Sophie Au

Software Developer, Web Designer, Tea Enthusiast

How the Imperial Splendour tool package came to be

03 December 2017

About two years ago, I blogged about my plans to create a launcher for my brother's Empire: Total War mod. And now I'm finally done. It didn't take me the whole two years (thankfully) but happend in phases. Which led to a lot of rewriting because I'd learn a lot in between the phases. Kind of annoying but actually a good thing. Because the version I released a year ago was not that great. It was working but the code base was full with dependencies, stuff happening implicitly and just not that pretty code. This has been changed with the release of the beta for version 1.0.

The Beginnings

Short recap: Some time in mid-2014, when I'd just started my computer science degree, my brother asked my to write a launcher for his mod. And I, naive as I was back then, agreed. Since I didn't know what I was doing I didn't actually do any work for about 2 years.

The first tenative prototypes (version 0.1 and version 0.2) weren't released until September 2016 during my winter break from uni. At that point, the launcher was a one-size-fits-all solution for installing, launching and uninstalling the mod. It worked, mostly, but it wasn't great. The code was one big blob and the using the launcher was way too complicated. But before I had time to improve on the code, the semester had started and I was busy with uni work.

Cut to October 2017: I'd finally finished my bachelor's degree and my grad job wouldn't start until January. Time to finally finish the launcher. By that point, I hadn't written Java code for a while but it was incredibly easy to get back into it. What I had been doing though was reading about clean code and software architecture. This definitely helped me in my decision to untangle my one app into four and an API.

The Untangling

One thing that continually popped up when reading about architecture was modularity. Everything should be as independent as possible. I more or less did that already with multiple classes and neatly organized methods. But the launcher, the final product was just all functionality shoved into one slightly confusing UI. That's why I decided to seperate the launcher into 4 different programs. An installer, a proper launcher, an uninstaller and a patcher.

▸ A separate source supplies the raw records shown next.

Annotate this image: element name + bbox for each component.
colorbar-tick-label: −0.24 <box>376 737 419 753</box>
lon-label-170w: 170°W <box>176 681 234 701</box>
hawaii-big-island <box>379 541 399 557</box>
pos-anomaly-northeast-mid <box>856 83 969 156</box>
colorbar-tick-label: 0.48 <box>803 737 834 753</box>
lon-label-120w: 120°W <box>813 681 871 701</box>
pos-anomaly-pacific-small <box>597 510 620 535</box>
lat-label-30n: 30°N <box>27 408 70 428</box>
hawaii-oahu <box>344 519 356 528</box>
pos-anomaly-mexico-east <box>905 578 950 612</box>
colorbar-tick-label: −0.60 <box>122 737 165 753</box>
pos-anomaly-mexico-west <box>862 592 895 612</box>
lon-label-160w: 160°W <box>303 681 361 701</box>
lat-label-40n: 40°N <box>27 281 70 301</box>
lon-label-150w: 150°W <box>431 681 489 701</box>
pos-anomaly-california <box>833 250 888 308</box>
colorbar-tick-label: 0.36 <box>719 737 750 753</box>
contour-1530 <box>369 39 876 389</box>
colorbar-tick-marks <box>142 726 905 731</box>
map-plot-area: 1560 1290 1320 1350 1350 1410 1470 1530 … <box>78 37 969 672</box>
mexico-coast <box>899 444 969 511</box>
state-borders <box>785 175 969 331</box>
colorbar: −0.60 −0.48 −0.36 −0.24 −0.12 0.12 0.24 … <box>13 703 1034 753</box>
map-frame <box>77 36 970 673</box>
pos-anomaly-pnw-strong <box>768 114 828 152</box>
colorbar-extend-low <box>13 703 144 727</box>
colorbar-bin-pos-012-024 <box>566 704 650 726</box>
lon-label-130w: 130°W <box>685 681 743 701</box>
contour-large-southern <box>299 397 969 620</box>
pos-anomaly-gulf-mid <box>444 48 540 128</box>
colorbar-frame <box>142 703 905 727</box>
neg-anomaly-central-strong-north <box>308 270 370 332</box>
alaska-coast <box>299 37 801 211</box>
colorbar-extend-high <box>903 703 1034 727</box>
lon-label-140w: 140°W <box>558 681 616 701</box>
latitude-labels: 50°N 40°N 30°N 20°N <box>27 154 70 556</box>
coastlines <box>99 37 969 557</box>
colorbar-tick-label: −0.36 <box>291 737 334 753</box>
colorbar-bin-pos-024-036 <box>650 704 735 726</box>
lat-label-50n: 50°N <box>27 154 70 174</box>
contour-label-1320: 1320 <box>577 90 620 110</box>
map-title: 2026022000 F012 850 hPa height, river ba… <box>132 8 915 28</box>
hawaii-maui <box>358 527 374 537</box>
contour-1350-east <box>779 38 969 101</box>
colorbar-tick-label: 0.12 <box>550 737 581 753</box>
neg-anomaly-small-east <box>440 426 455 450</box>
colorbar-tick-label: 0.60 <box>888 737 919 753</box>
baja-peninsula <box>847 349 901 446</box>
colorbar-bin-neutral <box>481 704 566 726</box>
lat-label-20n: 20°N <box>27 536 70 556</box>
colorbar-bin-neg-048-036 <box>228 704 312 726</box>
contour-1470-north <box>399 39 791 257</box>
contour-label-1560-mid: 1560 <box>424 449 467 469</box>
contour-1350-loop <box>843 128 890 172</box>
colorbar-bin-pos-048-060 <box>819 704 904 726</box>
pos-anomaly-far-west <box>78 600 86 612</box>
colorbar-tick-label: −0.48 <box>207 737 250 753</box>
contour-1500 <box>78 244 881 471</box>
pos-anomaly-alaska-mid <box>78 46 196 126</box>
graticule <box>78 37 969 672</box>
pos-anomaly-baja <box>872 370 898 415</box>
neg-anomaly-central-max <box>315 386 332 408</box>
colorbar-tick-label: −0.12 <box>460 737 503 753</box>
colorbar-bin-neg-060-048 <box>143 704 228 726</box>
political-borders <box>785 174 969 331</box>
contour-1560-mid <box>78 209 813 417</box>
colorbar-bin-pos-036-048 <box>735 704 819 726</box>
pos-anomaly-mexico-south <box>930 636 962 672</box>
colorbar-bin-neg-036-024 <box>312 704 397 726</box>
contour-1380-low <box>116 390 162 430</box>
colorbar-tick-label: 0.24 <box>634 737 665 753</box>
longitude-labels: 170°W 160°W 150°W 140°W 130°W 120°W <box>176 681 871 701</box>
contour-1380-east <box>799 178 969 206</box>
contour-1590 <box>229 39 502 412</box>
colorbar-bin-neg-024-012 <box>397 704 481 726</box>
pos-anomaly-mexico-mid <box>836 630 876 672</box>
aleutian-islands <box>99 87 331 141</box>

With that decision came the need to identify an underlying base API. Seperating out the different functionalities is not much better than one big blob if I just take the old source code and delete and change things here and there depending on the functionality.

My approach to this was:

  1. Create an empty main class each for the Installer, Launcher, Uninstaller and Patcher
  2. Move the code from my old source into those classes if needed
  3. Move code needed by multiple of those classes into a different class that all can access.

When I was happy with the skeleton I'd built, I started actually cleaning up the code and moving as much as possible into the future-API class. Pretty quickly it became obvious that there were two main functionalities:

  • Moving around various files
  • Reading and chaging the status file

Of those two functionalities, the "outside world" was only really interested in moving around the files. As such, I could comfortably move all the code related to the status file into a package private seperate class.

The Test Phase

Throughout the whole refactoring process I had inserted log4j (log) calls wherever I deemed them useful. So when I finally got around to testing the programs, I had nice long logs of what happened. And it mostly went really well. Of course there were a few hickups here and there most of them were due to Java not playing nice with Windows (or the file system in general).

And so, after a few Saturdays with my brother and a weekend trying to fix a guy frum Hungary's problems, the whole Imperial Splendour Launcher package is finally out of beta and ready to be released as version 1.0. This is the release post actually.

So, go ahead, check out all the components here and feel free to use whatever you find useful for your own projects.